Question: Who are the only two people to have accepted a Nobel Prize award given to them by the original recipient?
Late last week, Venezuela opposition leader María Corina Machado — the 2025 winner of the Nobel Peace Prize — presented her award to President Trump during a visit to the White House. The Nobel Committee subsequently made it clear that the possession of the actual Nobel medal has no bearing whatsoever on who is the rightful winner of the award:
A Nobel Peace Prize laureate receives two central symbols of the prize: a gold medal and a diploma. In addition, the prize money is awarded separately. Regardless of what may happen to the medal, the diploma, or the prize money, it is and remains the original laureate who is recorded in history as the recipient of the prize. Even if the medal or diploma later comes into someone else’s possession, this does not alter who was awarded the Nobel Peace Prize.
A laureate cannot share the prize with others, nor transfer it once it has been announced. A Nobel Peace Prize can also never be revoked. The decision is final and applies for all time.
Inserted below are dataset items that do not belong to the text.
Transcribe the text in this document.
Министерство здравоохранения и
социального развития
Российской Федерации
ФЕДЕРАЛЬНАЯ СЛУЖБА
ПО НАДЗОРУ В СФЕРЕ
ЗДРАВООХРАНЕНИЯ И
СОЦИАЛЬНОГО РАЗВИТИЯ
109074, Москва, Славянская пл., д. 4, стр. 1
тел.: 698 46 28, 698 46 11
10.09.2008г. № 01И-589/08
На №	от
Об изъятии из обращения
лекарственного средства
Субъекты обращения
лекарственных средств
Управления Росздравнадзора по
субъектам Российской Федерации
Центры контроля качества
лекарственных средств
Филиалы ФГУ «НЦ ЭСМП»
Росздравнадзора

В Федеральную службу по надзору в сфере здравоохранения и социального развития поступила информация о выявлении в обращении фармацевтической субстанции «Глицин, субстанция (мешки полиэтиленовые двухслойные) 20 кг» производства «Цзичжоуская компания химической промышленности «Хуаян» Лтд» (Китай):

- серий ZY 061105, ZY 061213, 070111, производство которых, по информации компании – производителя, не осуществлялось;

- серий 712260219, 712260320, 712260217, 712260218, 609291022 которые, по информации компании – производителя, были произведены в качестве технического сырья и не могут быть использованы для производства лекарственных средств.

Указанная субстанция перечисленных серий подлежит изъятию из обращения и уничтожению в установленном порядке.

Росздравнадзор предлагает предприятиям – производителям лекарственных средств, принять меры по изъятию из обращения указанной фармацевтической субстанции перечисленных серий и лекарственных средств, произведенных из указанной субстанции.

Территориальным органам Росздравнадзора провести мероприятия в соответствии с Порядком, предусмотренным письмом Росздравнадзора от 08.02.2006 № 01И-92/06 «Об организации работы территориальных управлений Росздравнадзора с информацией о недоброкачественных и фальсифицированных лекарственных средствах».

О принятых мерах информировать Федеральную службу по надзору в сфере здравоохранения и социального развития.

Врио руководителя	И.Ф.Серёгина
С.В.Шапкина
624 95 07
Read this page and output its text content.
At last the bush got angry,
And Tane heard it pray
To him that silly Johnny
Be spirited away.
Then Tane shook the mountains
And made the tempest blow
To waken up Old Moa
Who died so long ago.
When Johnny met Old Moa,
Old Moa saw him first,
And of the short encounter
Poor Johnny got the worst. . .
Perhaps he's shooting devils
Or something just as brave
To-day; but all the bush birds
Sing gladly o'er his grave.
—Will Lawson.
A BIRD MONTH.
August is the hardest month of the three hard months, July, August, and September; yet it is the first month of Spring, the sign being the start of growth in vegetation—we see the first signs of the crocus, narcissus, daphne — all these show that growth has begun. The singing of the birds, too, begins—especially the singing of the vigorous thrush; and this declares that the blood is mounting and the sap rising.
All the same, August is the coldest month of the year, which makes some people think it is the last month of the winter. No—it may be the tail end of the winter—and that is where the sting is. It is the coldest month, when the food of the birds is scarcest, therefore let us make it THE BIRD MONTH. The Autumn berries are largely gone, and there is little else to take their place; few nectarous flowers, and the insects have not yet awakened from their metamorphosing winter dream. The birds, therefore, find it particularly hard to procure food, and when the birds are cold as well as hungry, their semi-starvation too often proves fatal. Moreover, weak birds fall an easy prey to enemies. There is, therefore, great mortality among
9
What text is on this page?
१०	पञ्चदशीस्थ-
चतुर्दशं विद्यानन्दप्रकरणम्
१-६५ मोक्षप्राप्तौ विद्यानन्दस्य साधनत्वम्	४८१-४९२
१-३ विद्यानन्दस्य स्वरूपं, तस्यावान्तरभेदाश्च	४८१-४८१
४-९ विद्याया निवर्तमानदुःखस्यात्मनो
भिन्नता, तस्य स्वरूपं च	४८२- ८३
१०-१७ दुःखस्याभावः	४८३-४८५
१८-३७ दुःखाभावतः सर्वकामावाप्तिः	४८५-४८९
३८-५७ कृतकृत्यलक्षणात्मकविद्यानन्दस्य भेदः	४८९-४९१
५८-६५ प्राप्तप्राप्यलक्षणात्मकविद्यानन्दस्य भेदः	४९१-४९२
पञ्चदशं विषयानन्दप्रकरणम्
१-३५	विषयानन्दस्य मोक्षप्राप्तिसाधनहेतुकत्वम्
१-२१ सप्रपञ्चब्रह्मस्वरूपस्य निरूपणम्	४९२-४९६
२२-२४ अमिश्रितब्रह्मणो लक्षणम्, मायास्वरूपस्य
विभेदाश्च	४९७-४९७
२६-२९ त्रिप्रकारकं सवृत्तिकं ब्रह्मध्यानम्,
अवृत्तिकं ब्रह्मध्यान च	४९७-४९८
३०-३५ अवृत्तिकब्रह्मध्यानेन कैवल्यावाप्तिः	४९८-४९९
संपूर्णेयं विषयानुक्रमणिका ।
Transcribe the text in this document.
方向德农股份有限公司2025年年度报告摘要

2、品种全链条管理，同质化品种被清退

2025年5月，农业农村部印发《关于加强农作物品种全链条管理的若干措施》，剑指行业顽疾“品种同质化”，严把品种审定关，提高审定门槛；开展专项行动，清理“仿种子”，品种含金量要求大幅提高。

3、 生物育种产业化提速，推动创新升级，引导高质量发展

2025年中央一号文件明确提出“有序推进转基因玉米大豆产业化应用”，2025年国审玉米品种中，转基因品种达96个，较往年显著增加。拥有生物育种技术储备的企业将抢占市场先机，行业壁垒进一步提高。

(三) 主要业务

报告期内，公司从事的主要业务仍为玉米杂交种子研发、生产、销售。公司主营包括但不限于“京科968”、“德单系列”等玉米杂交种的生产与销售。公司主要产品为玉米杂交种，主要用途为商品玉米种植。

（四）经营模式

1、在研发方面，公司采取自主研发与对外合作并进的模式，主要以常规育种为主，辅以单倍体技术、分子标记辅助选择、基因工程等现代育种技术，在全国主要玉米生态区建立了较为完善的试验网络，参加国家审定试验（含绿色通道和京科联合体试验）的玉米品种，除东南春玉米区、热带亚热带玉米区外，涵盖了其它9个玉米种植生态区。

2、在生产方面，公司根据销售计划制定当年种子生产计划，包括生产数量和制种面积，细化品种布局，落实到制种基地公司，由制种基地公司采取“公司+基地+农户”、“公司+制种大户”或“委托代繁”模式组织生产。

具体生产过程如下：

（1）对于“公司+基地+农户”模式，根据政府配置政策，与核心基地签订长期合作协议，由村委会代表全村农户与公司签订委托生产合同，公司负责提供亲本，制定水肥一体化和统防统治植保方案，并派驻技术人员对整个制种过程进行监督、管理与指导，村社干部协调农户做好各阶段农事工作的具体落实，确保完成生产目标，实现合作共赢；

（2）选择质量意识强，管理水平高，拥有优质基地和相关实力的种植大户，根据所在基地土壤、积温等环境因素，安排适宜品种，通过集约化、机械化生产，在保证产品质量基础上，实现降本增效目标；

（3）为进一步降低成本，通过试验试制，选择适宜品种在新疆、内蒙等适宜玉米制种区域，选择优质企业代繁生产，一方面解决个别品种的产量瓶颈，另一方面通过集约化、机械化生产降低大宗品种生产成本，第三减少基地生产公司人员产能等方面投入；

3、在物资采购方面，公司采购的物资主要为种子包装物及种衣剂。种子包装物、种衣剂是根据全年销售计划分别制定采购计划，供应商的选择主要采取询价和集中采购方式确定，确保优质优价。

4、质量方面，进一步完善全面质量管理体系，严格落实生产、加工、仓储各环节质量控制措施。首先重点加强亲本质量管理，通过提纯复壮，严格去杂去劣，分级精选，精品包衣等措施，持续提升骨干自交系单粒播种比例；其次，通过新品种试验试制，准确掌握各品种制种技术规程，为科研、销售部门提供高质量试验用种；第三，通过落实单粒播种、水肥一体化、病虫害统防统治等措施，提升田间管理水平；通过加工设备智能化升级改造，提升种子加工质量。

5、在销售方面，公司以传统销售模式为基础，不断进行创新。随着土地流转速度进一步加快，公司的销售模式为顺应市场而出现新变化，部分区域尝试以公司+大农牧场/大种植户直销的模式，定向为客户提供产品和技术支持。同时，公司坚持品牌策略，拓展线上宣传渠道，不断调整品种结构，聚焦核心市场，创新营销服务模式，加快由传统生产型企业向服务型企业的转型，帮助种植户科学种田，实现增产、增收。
Trump is only the second person in history to accept someone else’s Nobel Prize. The other? As the Nobel Committee pointed out:
Knut Hamsun (Literature Prize 1920): In 1943, the Norwegian author Knut Hamsun travelled to Germany and met with Propaganda Minister Joseph Goebbels. After returning to Norway, he sent his Nobel medal to Goebbels as a gesture of thanks for the meeting. Goebbels was honoured by the gift. The present whereabouts of the medal are unknown.

Trump joins Joseph Goebbels, the Reich Minister of Propaganda and right-hand man for German leader Adolf Hitler, as the only two people in history to accept a Nobel Prize that they didn’t actually win.
Trump has long coveted the Nobel Peace Prize, which was actually awarded to his predecessor Barack Obama in 2009, and recently told the Norwegian Prime Minister that he was emboldened in his efforts to steal Greenland in part because he is sad about being snubbed for the award.
After all, nothing demonstrates peace like a newfound commitment to war.